### CCF API UseCase Documentation

[Click here](https://github.com/hubmapconsortium/ccf-ui/blob/main/ccf-api-usage.ipynb) to view the installation and general documentation for ccf-api python module.

In this notebook we will be demonstrating one particular usecase for which the CCF API Module can be utilized. 

#### We first import all the necessary packages from the ccf_openapi_client.

In [1]:
import ccf_openapi_client
from ccf_openapi_client.api import default_api

#### Import all other packages required to produce output as expected.
The pandas module is used for a dataframe, which is used for displaying and aggregating. <br>
The csv module is used for writing all the data into a csv file.

In [2]:
import pandas as pd
import csv

#### Configuration
You'll need to point the host in the configuration to the instance you'd like to work with. 
More Info [here](https://github.com/hubmapconsortium/ccf-ui/blob/main/ccf-api-usage.ipynb).

In [3]:

configuration = ccf_openapi_client.Configuration(
    host = "https://r5i95k35v5.us-east-2.awsapprunner.com/v1"
)
api_client = ccf_openapi_client.ApiClient(configuration)

api_instance = default_api.DefaultApi(api_client)

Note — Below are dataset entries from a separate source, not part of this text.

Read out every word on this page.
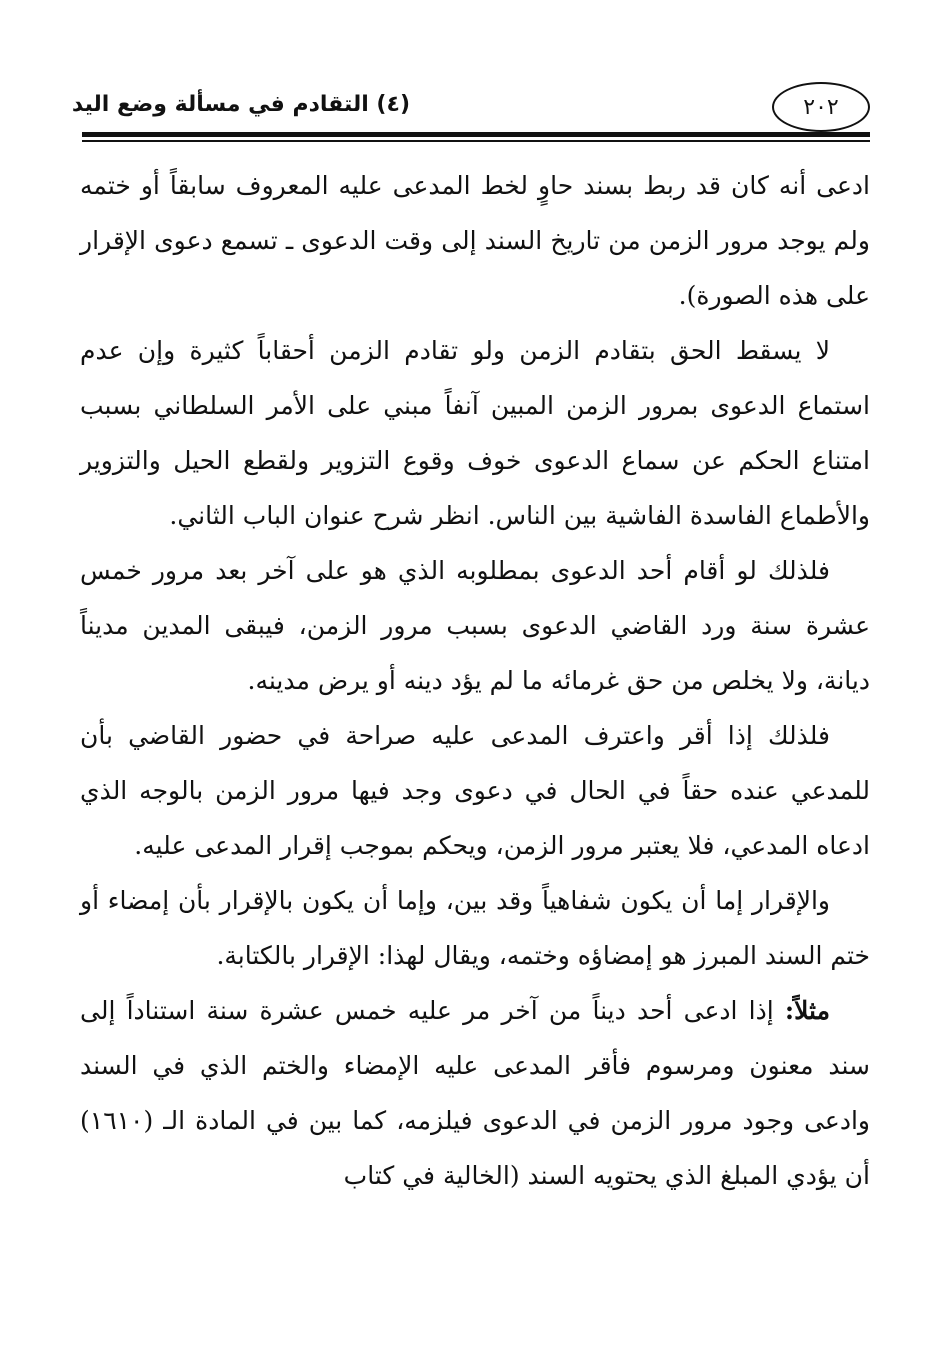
(٤) التقادم في مسألة وضع اليد	٢٠٢

ادعى أنه كان قد ربط بسند حاوٍ لخط المدعى عليه المعروف سابقاً أو ختمه ولم يوجد مرور الزمن من تاريخ السند إلى وقت الدعوى ـ تسمع دعوى الإقرار على هذه الصورة).

لا يسقط الحق بتقادم الزمن ولو تقادم الزمن أحقاباً كثيرة وإن عدم استماع الدعوى بمرور الزمن المبين آنفاً مبني على الأمر السلطاني بسبب امتناع الحكم عن سماع الدعوى خوف وقوع التزوير ولقطع الحيل والتزوير والأطماع الفاسدة الفاشية بين الناس. انظر شرح عنوان الباب الثاني.

فلذلك لو أقام أحد الدعوى بمطلوبه الذي هو على آخر بعد مرور خمس عشرة سنة ورد القاضي الدعوى بسبب مرور الزمن، فيبقى المدين مديناً ديانة، ولا يخلص من حق غرمائه ما لم يؤد دينه أو يرض مدينه.

فلذلك إذا أقر واعترف المدعى عليه صراحة في حضور القاضي بأن للمدعي عنده حقاً في الحال في دعوى وجد فيها مرور الزمن بالوجه الذي ادعاه المدعي، فلا يعتبر مرور الزمن، ويحكم بموجب إقرار المدعى عليه.

والإقرار إما أن يكون شفاهياً وقد بين، وإما أن يكون بالإقرار بأن إمضاء أو ختم السند المبرز هو إمضاؤه وختمه، ويقال لهذا: الإقرار بالكتابة.

مثلاً: إذا ادعى أحد ديناً من آخر مر عليه خمس عشرة سنة استناداً إلى سند معنون ومرسوم فأقر المدعى عليه الإمضاء والختم الذي في السند وادعى وجود مرور الزمن في الدعوى فيلزمه، كما بين في المادة الـ (١٦١٠) أن يؤدي المبلغ الذي يحتويه السند (الخالية في كتاب
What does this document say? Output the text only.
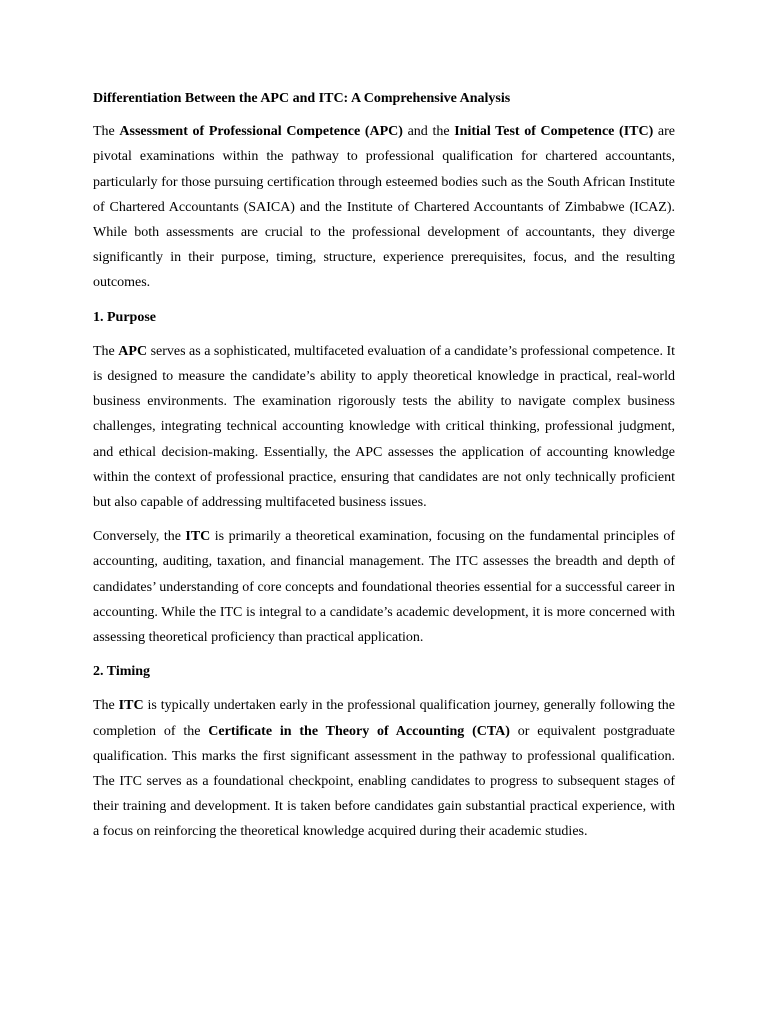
Differentiation Between the APC and ITC: A Comprehensive Analysis

The Assessment of Professional Competence (APC) and the Initial Test of Competence (ITC) are pivotal examinations within the pathway to professional qualification for chartered accountants, particularly for those pursuing certification through esteemed bodies such as the South African Institute of Chartered Accountants (SAICA) and the Institute of Chartered Accountants of Zimbabwe (ICAZ). While both assessments are crucial to the professional development of accountants, they diverge significantly in their purpose, timing, structure, experience prerequisites, focus, and the resulting outcomes.

1. Purpose

The APC serves as a sophisticated, multifaceted evaluation of a candidate’s professional competence. It is designed to measure the candidate’s ability to apply theoretical knowledge in practical, real-world business environments. The examination rigorously tests the ability to navigate complex business challenges, integrating technical accounting knowledge with critical thinking, professional judgment, and ethical decision-making. Essentially, the APC assesses the application of accounting knowledge within the context of professional practice, ensuring that candidates are not only technically proficient but also capable of addressing multifaceted business issues.

Conversely, the ITC is primarily a theoretical examination, focusing on the fundamental principles of accounting, auditing, taxation, and financial management. The ITC assesses the breadth and depth of candidates’ understanding of core concepts and foundational theories essential for a successful career in accounting. While the ITC is integral to a candidate’s academic development, it is more concerned with assessing theoretical proficiency than practical application.

2. Timing

The ITC is typically undertaken early in the professional qualification journey, generally following the completion of the Certificate in the Theory of Accounting (CTA) or equivalent postgraduate qualification. This marks the first significant assessment in the pathway to professional qualification. The ITC serves as a foundational checkpoint, enabling candidates to progress to subsequent stages of their training and development. It is taken before candidates gain substantial practical experience, with a focus on reinforcing the theoretical knowledge acquired during their academic studies.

##### Check Database Status
This is a optional step which can be used to reduce wait times for other methods.

In [4]:
db_ready = False
result = None
while not db_ready:
    result = api_instance.db_status()
    if result['status'] == 'Ready':
        db_ready = True
    else:
        print('Database not ready yet! Retrying...', result)
        time.sleep(2)
print('Database ready!\n', result)

Database ready!
 {'checkback': 3600000,
 'load_time': 169445,
 'message': 'Database successfully loaded',
 'status': 'Ready'}


### Our use case is using Kidney as the reference Organ.
We are using the ontology link for kidney directly: http://purl.obolibrary.org/obo/UBERON_0002113

The scene method gives us information about the Anatomical Structures that the Kidney collides with. 

In [20]:
sex = "both"
ontology_terms = ["http://purl.obolibrary.org/obo/UBERON_0002113",]
sceneResult = None
try:
    sceneResult = api_instance.scene(sex=sex, ontology_terms=ontology_terms)
except ccf_openapi_client.ApiException as e:
    print("Exception when calling DefaultApi->aggregate_results: %s\n" % e)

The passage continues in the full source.